Many scientists say vaccination is still essential for those who have contracted COVID-19, and that the combination of previous infection and vaccination may actually offer the best level of protection.
Monica Gandhi, a professor of medicine and infectious diseases at the University of California, San Francisco's School of Medicine, is among the experts who believe one dose of vaccine after prior infection offers the best protection. She says the extent of immunity after infection is a very legitimate scientific debate.
"And the problem with this current debate," she said, "is that to ignore natural immunity and say it isn't a thing is leading to a lot of distrust of public health officials."
What goes beyond the bounds of legitimate debate, say many scientists, is the idea being suggested by some other scientists that acquired immunity from infection should be considered as effective or better than vaccination.
"I strongly disagree with that assessment," said Theodora Hatziioannou, a virologist at the Rockerfeller University in New York City.
Acquired immunity is the protection that a person develops to a disease after being infected. In Canada and the U.S., a previous infection is not counted as part of an individual's vaccination status. A person who has had COVID-19 still requires two doses of an approved vaccine to be considered fully vaccinated.
But citizens in many European countries who have had the illness and received a single dose of vaccine are considered fully vaccinated. And in Israel, a person who has recovered from COVID-19 is considered fully vaccinated without having received a shot of vaccine.
From a purely medical perspective, if someone has had a prior infection, they of course should be able to mount an immune response that can protect them for a certain amount of time, said Matthew Miller, an associate professor in the Michael G. DeGroote Institute for Infectious Diseases at McMaster University in Hamilton.
However, most of the studies that have compared the immunity resulting from infection with that of vaccination have found that two doses of vaccine, especially mRNA vaccines, provide higher levels of antibodies than a prior infection, he said.

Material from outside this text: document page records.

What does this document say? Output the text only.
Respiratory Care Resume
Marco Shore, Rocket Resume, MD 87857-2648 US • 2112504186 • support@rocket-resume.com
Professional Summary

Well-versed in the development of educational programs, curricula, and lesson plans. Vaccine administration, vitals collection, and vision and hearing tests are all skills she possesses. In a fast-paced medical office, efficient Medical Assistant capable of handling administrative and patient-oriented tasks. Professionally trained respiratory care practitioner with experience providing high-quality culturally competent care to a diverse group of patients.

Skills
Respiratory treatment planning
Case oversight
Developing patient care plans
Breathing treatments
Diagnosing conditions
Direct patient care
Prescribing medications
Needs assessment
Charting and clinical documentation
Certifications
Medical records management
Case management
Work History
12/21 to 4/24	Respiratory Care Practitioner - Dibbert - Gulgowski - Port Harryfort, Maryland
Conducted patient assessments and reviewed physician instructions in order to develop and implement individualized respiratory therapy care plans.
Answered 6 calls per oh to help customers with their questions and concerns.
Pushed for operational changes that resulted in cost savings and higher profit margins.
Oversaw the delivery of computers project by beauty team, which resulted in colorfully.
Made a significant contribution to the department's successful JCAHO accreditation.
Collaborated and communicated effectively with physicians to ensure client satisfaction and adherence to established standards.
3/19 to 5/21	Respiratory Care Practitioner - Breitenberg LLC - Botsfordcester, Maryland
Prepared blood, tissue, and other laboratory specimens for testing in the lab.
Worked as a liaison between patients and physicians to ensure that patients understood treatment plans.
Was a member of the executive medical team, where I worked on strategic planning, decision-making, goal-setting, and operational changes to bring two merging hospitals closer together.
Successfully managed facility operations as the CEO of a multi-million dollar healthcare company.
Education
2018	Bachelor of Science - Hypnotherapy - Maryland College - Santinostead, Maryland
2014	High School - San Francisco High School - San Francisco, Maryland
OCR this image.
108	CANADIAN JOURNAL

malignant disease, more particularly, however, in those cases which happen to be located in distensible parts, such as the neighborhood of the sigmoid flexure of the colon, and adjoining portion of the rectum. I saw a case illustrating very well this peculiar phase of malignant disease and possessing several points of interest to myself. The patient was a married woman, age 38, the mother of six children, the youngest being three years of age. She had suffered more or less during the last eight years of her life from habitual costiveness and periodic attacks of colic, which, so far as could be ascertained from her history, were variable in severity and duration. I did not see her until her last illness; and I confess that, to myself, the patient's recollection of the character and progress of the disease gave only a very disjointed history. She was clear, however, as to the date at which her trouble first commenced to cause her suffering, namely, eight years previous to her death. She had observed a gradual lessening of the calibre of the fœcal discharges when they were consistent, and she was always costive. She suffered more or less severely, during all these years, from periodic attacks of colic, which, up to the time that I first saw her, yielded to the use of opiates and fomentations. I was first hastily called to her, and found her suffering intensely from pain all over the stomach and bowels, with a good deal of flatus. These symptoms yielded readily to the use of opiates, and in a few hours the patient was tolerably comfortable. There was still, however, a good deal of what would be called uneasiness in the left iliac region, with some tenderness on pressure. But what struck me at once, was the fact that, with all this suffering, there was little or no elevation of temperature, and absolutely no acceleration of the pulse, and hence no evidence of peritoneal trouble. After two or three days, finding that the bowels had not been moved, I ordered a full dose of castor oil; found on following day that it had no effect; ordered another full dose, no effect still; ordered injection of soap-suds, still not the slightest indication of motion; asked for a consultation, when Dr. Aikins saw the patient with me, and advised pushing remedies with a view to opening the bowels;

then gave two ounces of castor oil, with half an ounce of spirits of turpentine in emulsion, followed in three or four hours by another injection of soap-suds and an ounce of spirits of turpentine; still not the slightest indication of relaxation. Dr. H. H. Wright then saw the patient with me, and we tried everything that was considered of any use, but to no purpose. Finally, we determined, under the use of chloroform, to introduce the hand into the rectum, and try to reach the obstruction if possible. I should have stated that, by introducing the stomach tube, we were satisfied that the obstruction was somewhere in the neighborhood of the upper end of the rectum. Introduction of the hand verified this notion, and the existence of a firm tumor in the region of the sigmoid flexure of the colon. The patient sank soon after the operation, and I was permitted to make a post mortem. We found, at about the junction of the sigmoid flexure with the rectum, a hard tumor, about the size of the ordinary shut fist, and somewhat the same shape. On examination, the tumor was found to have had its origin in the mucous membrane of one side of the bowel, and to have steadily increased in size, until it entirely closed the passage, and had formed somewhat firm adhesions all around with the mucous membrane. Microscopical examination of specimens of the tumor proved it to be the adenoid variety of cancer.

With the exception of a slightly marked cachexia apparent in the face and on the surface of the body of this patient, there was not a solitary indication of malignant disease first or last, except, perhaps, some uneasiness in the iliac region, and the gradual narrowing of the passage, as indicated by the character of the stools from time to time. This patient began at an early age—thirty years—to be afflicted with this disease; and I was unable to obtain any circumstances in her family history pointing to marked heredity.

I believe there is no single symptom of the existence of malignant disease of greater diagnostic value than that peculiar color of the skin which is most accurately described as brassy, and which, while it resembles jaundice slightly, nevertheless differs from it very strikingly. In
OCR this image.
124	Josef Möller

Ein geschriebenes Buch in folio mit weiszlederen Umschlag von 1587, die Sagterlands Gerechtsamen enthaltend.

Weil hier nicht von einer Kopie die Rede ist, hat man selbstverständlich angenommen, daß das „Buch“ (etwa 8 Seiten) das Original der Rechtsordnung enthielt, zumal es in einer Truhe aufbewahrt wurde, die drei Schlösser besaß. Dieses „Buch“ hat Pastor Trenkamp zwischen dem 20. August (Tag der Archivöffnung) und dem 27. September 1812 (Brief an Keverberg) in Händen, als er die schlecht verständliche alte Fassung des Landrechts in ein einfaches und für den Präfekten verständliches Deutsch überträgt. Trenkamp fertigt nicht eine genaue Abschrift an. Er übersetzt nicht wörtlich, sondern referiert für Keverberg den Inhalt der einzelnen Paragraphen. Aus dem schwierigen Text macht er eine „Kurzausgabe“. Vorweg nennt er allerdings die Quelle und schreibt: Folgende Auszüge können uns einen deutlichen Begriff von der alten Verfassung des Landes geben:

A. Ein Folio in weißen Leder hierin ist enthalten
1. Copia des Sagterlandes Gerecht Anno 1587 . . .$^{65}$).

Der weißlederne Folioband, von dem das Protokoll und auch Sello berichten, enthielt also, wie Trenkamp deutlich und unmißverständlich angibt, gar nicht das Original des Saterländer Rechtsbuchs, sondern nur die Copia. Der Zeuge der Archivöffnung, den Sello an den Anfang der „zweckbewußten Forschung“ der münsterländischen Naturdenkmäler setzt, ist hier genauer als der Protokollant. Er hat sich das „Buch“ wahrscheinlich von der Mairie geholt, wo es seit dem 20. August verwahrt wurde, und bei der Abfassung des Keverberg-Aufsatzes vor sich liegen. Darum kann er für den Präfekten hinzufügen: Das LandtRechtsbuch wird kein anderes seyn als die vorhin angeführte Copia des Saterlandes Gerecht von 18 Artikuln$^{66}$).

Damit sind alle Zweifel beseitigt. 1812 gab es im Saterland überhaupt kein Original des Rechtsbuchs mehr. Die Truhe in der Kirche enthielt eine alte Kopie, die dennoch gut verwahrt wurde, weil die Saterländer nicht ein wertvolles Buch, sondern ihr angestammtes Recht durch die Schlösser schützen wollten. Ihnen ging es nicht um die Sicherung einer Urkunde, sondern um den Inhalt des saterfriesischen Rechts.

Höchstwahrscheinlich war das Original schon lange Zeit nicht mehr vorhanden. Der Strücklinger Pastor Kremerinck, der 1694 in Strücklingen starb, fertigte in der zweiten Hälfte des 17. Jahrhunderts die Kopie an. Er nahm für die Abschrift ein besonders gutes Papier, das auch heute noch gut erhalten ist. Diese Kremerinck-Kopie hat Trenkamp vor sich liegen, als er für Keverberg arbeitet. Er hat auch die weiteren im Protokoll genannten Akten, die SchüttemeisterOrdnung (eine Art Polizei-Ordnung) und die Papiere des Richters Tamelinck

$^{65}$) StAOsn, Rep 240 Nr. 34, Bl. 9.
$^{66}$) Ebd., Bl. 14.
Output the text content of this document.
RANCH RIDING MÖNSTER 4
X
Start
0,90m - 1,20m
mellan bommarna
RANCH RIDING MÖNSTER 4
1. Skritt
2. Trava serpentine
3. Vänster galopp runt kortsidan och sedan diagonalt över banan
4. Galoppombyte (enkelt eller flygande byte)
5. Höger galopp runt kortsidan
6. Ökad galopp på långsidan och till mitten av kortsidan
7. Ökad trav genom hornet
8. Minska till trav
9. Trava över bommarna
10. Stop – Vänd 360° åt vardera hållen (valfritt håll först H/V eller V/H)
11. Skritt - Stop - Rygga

Dawn Bowdish, Canada Research Chair in Aging and Immunity and a professor at McMaster University, said she's been working with people who were hospitalized with COVID-19 and found they "tend to have pretty robust immune responses because they had quite a bit of time with the virus."
She said immunity from previous infection may be enough for "some of the people, some of the time," but it's "quite proportionate to how sick you got, and there's a lot of variability in people who had low-level infections."
For example, Bowdish recently had someone give blood who had previously been infected with COVID-19 but only with very mild symptoms.